Criminal Charges Based on Crimes, Not Politics
Former Prime Minister Abhisit Vejjajiva and his deputy Suthep Thaugsuban, with the assistance of media outlets eager to run with the Democrat Party’s official line, have rationalized the murder charges recently filed against them as part of a scheme to bring Thaksin Shinawatra back to Thailand. The charges, they claim, are designed to squeeze them into accepting an amnesty bill that would guarantee them immunity from prosecution in exchange for vacating Mr. Thaksin’s conviction on a dubious conflict of interests charge. They should be so lucky.
Mr. Abhisit and Mr. Suthep better not delude themselves. Even in the unfortunate event that the current government would consider putting a deal of that kind on the table, Mr. Abhisit and Mr. Suthep will not get off that easy. Whether or not it happens as a result of these charges, the millions of Thai people who are fighting for democracy will see to it that they are held accountable for what they have done. Mr. Abhisit and Mr. Suthep continue to be blind to a basic reality their party has tried to deny at great cost to itself and its supporters: Thailand is not what it used to be.
Democrat Party officials are positively stunned by the news. As former government spokesman Panitan Wattanayagorn correctly stated, “it’s unprecedented to charge two top policymakers, including the former prime minister, like this.” While Mr. Panitan might think it outrageous that powerful people in Thailand should face consequences for their actions like everyone else, charges of this kind should be absolutely normal in circumstances when scores of unarmed protesters are gunned down as a direct result of a policy approved by the highest executive authorities. These crimes took place. Now it is a matter of serving justice.

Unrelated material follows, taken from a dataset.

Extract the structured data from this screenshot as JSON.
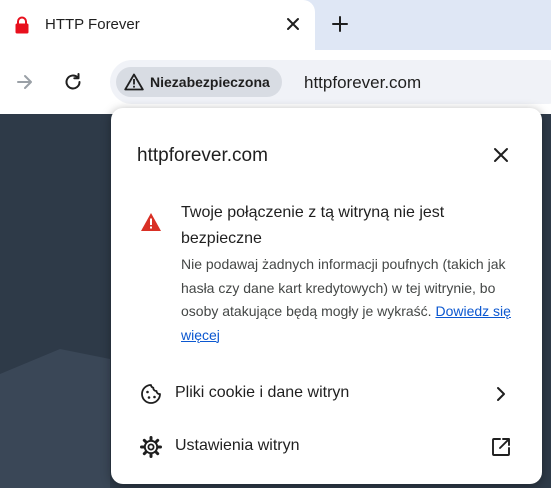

As much as they may want to believe this to be part of some game or ploy, these charges will haunt Mr. Abhisit and Mr. Suthep for the rest of their lives. The same should happen with the military generals co-responsible for planning and carrying out the crackdowns of April and May 2010. That is the reason why the Red Shirts have pressured the government to give the International Criminal Court jurisdiction over the entire case. The involvement of the ICC would help Thailand make sure that everyone responsible for committing crimes against humanity is held to account.
The filing of murder charges against Mr. Abhisit and Mr. Suthep is a milestone in Thailand’s struggle to end official impunity. The word “unprecedented” will be bandied about a lot as the process continues to take its course, as there is no precedent for Thailand joining the ranks of countries where human rights violations are actually punished. While there is no guarantee that these charges will result in real accountability, politicians on all sides would be well advised to disabuse themselves of the idea that the Thai people will accept anything less.